Descartes’in tabiî ve uygulayıcı bilimlerle felsefe arasındaki kurduğu ilişkiyi sosyal bilimlerle felsefe arasındaki ilişkiye uyarladığımızda; kökü yine metafizik, gövdesi sosyal bilimler, dalları din, ahlâk, örf, hukuk gibi kollardan oluşan bir ağaç karşımıza çıkacaktır. Felsefenin bu ağacının meyvesi ise pratik akıl, yani kemalat-ı ilmiye olacaktır. Felsefe insana hayatın anlamını, ölümün hakikatini, özgürlüğün değerini göstererek diğer insanlarla ilişkilerinde adalet, Allah’la ilişkisinde tevhit eksenli bir yol tutmasını sağlar. Felsefi derinlikten yoksun birinin ibadeti, ahlâkî tavrı, geleneksel davranışı ve kanunlara riayeti özsüz formel davranış kalıplarından ibarettir.
GÜNÜMÜZDE FELSEFE ZORUNLUDUR
Geçmişin, insanları tek tipleştiren tarım ve sanayi toplumlarını geride bıraktık. Artık her bir ferdin kendi özgünlüğünün farkına vardığı, bunu ortaya koyduğu, dünyadaki bütün gelişmeleri anında takip edebildiği bilgi ve enformasyon dönemini yaşıyoruz. Benzer insanlardan oluşan bir iki kitleye değil, her bir insanın bir nev olduğu insan sayısınca kitlelere cevap vermek, dünyanın bir bölgesinde uygulanan özgürlükçü bir düzenlemeyi kendi ülkemizin insanına uyarlamak durumundayız. Bunu özünü kavramadığımız formel bilgiyle ve teknisyen yaklaşımla beceremeyiz.
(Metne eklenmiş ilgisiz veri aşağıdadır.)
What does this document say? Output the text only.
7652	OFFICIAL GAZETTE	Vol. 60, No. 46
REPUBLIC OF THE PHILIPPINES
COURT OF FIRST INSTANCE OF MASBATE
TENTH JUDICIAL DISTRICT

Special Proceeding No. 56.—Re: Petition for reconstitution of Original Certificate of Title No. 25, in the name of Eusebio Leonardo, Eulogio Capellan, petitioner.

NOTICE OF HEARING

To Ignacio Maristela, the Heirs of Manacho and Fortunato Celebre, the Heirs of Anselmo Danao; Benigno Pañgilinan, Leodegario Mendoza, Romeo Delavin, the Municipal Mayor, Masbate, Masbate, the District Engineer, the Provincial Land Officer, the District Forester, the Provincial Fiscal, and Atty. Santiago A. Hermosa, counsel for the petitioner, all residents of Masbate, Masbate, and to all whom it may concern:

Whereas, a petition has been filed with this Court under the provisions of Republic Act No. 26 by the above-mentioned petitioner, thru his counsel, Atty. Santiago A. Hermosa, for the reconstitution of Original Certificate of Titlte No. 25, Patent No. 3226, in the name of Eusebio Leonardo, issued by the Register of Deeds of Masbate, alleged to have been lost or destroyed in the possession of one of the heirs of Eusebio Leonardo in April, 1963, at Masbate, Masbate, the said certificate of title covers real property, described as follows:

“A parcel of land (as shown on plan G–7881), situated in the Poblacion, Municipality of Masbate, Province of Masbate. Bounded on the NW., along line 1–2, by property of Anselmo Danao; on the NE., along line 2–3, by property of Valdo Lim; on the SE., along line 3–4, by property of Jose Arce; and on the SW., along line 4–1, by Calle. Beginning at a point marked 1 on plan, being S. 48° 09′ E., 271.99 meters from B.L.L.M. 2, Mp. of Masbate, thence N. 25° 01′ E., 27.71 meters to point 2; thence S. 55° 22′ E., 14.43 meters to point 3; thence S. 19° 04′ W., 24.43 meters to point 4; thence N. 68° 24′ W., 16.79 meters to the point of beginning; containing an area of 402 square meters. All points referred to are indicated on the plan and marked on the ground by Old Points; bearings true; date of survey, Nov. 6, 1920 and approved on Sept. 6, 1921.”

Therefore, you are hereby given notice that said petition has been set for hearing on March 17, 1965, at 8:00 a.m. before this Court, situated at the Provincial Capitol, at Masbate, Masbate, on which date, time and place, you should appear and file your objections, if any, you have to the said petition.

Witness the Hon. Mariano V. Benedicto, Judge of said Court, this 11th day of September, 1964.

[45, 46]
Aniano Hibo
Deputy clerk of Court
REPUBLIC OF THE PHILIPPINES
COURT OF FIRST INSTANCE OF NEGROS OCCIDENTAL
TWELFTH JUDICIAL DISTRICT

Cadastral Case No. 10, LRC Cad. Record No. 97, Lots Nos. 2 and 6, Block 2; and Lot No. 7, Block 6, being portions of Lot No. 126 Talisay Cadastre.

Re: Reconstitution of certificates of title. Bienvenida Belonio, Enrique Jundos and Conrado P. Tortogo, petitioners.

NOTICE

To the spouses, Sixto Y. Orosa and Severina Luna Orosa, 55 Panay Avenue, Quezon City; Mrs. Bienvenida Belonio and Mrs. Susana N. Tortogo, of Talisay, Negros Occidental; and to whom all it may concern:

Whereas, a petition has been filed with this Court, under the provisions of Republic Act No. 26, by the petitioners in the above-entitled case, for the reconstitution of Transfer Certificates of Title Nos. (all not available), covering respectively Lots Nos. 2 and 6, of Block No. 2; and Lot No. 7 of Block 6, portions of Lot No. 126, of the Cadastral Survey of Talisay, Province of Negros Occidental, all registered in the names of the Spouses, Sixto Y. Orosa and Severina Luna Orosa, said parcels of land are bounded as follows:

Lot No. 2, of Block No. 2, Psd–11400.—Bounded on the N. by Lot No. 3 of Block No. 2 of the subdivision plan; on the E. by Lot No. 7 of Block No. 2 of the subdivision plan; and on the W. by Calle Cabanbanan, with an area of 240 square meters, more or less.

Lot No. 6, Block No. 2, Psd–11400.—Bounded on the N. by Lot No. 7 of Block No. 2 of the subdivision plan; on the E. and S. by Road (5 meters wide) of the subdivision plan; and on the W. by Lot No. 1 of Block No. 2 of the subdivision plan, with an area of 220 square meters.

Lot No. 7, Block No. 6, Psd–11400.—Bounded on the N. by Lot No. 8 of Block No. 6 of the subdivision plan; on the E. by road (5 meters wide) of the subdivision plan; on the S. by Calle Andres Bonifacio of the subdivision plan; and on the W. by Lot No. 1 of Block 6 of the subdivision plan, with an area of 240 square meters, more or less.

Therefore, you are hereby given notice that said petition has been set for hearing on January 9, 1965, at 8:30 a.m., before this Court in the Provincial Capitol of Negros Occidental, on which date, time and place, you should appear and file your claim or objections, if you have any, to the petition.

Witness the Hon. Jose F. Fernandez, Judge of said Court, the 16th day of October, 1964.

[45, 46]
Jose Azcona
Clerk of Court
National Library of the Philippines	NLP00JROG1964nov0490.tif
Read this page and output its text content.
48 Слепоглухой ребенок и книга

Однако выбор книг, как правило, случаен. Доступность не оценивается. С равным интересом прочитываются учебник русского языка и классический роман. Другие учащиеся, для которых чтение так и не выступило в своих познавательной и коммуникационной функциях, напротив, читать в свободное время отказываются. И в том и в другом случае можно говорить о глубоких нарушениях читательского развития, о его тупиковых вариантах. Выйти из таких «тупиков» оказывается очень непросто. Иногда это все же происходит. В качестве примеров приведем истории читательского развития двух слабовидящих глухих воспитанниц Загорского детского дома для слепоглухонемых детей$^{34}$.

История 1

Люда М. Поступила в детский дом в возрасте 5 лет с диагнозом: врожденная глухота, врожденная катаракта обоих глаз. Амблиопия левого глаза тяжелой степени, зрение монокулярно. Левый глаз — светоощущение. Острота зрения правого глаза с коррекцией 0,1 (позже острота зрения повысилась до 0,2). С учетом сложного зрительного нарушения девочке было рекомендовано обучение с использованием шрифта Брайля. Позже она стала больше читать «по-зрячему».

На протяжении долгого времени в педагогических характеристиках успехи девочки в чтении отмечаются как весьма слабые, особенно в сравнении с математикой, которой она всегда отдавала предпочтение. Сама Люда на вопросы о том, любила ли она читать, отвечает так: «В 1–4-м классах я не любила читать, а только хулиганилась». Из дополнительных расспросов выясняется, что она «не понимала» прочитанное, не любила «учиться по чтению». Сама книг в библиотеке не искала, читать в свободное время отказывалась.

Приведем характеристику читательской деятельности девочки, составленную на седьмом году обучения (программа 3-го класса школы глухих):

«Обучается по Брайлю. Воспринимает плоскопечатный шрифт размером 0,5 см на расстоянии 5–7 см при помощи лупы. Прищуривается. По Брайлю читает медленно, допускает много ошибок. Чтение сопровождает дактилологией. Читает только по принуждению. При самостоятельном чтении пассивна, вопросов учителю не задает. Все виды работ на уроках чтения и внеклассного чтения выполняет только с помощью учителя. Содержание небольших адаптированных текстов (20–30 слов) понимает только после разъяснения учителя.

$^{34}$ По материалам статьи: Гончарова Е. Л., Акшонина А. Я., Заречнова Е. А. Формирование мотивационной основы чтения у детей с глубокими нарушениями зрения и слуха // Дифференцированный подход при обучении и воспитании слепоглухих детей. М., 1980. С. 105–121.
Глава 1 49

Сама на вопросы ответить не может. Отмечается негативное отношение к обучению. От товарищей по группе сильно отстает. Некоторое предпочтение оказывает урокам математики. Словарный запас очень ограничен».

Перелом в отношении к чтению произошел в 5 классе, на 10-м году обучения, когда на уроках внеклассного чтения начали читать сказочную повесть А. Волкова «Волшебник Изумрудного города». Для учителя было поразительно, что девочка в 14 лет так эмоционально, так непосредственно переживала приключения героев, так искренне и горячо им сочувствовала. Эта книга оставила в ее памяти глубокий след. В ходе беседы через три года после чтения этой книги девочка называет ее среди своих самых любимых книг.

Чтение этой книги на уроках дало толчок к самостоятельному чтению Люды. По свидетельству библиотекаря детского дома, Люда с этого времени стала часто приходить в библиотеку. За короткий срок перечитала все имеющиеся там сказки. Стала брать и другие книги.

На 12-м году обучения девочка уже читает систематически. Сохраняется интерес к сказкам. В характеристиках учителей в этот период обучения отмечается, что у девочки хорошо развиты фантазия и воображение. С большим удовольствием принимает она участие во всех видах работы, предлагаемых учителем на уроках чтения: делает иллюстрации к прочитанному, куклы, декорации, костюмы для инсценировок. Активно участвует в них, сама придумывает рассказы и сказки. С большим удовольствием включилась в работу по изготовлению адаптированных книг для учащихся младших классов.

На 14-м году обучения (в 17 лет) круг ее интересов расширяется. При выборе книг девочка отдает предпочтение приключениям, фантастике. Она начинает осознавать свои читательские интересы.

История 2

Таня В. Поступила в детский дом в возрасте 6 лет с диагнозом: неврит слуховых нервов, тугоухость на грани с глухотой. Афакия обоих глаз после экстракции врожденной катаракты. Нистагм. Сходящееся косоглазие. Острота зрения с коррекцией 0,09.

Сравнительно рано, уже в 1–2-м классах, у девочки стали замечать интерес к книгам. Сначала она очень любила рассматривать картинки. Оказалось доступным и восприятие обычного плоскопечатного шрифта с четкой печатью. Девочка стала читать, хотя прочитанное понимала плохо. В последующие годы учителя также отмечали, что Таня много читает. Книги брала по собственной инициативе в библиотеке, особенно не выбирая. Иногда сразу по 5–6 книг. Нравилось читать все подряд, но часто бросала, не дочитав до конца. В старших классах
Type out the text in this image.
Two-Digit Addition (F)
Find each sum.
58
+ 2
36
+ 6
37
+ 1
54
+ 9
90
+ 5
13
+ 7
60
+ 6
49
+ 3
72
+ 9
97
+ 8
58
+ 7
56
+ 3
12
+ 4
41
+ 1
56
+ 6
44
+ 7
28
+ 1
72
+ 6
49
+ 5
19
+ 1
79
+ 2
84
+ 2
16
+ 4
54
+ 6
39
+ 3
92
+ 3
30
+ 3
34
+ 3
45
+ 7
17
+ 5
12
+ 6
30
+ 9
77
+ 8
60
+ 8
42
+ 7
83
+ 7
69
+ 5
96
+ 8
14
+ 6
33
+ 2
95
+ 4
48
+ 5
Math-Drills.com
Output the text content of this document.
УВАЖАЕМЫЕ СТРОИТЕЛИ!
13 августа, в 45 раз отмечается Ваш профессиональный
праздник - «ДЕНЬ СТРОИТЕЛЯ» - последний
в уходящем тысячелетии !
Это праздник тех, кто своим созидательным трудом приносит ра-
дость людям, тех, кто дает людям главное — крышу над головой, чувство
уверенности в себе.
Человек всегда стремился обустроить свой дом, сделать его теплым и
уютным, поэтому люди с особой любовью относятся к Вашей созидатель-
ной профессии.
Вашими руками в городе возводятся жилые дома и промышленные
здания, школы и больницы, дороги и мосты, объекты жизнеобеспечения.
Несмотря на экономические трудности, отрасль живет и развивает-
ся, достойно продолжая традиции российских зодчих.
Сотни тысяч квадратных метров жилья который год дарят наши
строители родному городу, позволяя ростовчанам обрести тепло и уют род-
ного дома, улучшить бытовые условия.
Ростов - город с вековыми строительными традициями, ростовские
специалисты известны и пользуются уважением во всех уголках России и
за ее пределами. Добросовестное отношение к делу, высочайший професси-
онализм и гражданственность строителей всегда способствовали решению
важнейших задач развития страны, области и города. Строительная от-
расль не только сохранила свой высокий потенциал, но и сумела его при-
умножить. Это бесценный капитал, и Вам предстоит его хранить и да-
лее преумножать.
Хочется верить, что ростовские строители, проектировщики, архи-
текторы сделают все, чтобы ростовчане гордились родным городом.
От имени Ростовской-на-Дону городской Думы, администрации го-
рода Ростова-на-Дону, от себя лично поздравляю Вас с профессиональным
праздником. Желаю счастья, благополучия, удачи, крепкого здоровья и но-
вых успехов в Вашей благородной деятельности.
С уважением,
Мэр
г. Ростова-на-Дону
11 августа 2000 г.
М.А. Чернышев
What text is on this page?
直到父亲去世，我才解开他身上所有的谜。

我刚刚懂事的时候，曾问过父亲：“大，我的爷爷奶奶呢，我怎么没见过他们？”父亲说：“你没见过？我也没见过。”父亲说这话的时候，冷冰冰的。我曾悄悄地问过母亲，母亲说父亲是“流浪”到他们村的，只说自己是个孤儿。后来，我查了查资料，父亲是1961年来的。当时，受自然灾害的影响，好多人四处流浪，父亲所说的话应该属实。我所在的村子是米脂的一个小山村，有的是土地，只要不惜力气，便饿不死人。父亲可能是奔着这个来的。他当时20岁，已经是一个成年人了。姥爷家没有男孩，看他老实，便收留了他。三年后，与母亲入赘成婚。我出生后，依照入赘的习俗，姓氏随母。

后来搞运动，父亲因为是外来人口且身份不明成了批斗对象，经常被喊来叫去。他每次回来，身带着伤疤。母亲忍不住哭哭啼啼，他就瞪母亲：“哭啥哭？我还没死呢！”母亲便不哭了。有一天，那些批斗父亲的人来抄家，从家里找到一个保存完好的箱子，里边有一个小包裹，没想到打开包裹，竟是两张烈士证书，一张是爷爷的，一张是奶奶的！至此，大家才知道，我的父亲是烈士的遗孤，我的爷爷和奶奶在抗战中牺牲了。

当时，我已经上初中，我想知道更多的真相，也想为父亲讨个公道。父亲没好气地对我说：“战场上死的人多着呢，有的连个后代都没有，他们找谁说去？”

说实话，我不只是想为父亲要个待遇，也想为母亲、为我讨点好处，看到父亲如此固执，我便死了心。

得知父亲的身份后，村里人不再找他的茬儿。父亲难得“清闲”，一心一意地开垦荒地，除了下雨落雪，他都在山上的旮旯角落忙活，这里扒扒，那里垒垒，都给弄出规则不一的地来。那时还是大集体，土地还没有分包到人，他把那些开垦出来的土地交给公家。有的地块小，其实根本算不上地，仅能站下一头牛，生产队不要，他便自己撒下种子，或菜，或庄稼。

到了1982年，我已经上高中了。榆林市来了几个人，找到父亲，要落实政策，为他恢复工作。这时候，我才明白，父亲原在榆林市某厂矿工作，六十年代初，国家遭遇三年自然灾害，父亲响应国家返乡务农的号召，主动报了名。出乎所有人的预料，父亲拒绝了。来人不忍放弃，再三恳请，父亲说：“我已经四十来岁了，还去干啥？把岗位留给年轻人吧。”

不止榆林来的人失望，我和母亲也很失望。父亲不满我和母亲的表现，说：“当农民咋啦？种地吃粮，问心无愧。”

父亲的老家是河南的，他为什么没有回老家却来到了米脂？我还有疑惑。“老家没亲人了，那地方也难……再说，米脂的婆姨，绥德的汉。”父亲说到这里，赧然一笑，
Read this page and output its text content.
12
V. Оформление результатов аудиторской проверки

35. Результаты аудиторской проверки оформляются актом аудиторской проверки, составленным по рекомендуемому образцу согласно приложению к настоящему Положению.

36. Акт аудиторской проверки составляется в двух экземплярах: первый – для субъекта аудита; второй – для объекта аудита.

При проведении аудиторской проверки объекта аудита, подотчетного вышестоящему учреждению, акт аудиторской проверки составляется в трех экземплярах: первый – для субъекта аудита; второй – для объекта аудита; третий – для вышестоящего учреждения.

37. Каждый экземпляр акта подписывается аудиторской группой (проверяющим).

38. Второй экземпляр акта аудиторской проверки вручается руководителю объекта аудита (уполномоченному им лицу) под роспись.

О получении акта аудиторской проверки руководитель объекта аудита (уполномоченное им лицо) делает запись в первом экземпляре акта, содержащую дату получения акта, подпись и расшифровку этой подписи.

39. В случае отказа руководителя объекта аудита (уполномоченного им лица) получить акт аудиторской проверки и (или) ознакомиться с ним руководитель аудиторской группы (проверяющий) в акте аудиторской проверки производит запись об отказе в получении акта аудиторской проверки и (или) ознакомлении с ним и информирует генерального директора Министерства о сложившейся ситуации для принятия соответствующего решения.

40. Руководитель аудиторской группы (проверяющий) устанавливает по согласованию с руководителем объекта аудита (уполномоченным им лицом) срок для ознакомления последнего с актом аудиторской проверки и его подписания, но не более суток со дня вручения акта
Nitekim bugün getirilen bütün özgürlükçü düzenlemelere rağmen, bu düzenlemelerin bir türlü mahkeme kararlarına yansımamasının sebeplerinden biri ve belkide en önemlisi, yargıçlarımızın, hukuk felsefesi, hukuk sosyolojisi gibi derslere yeterince yer vermeyen hukuk fakültelerinden mezun olmaları olsa gerek. Yine “İslâm Hukukunda Farklı Bir Arayış; Makasıdu’ş Şeria” başlıklı yazımızda dile getirdiğimiz üzere İslâm Hukuku’nun günümüzde yetersiz kalmasının sebeplerinden en önemlisi, makasıdü-ş şeria dediğimiz hukuk felsefesinin göz ardı edilmesidir. Aynı durum kelâm ve tasavvuf içinde söz konusudur.
SONUÇ
Sartre, “bütün tabiî eşyanın ve canlının önce özü, sonrada varlığı yaratılırken, sadece insanın önce varlığı yaratılmış, sonrada özünü inşa etmesi ona bırakılmıştır” der. İnsanın özünü inşa etmesi yaşamın anlamı, ölüm, yalnızlık ve özgürlük gibi felsefenin konusu olan varlık sorunlarıyla yüzleşmesini gerektirmektedir. 17. yüzyılda bilimlerin egemen olma maksadıyla felsefeden tek tek ayrılmaları bir felâket olmuştur. Söz konusu anlayışla gelinen 20. yüzyıl Albert Camus’un ifadesiyle “korku asrı” ilân edilmiştir. Bütün insanlık tarihine bedel katliâmlar felsefeden ayrılan bilimler eliyle korku asrında gerçekleştirilmiştir. Unutmayalım ki felsefenin varlığa bütüncül bakışına ilahiyatta dahil bütün ilimlerin ihtiyacı var.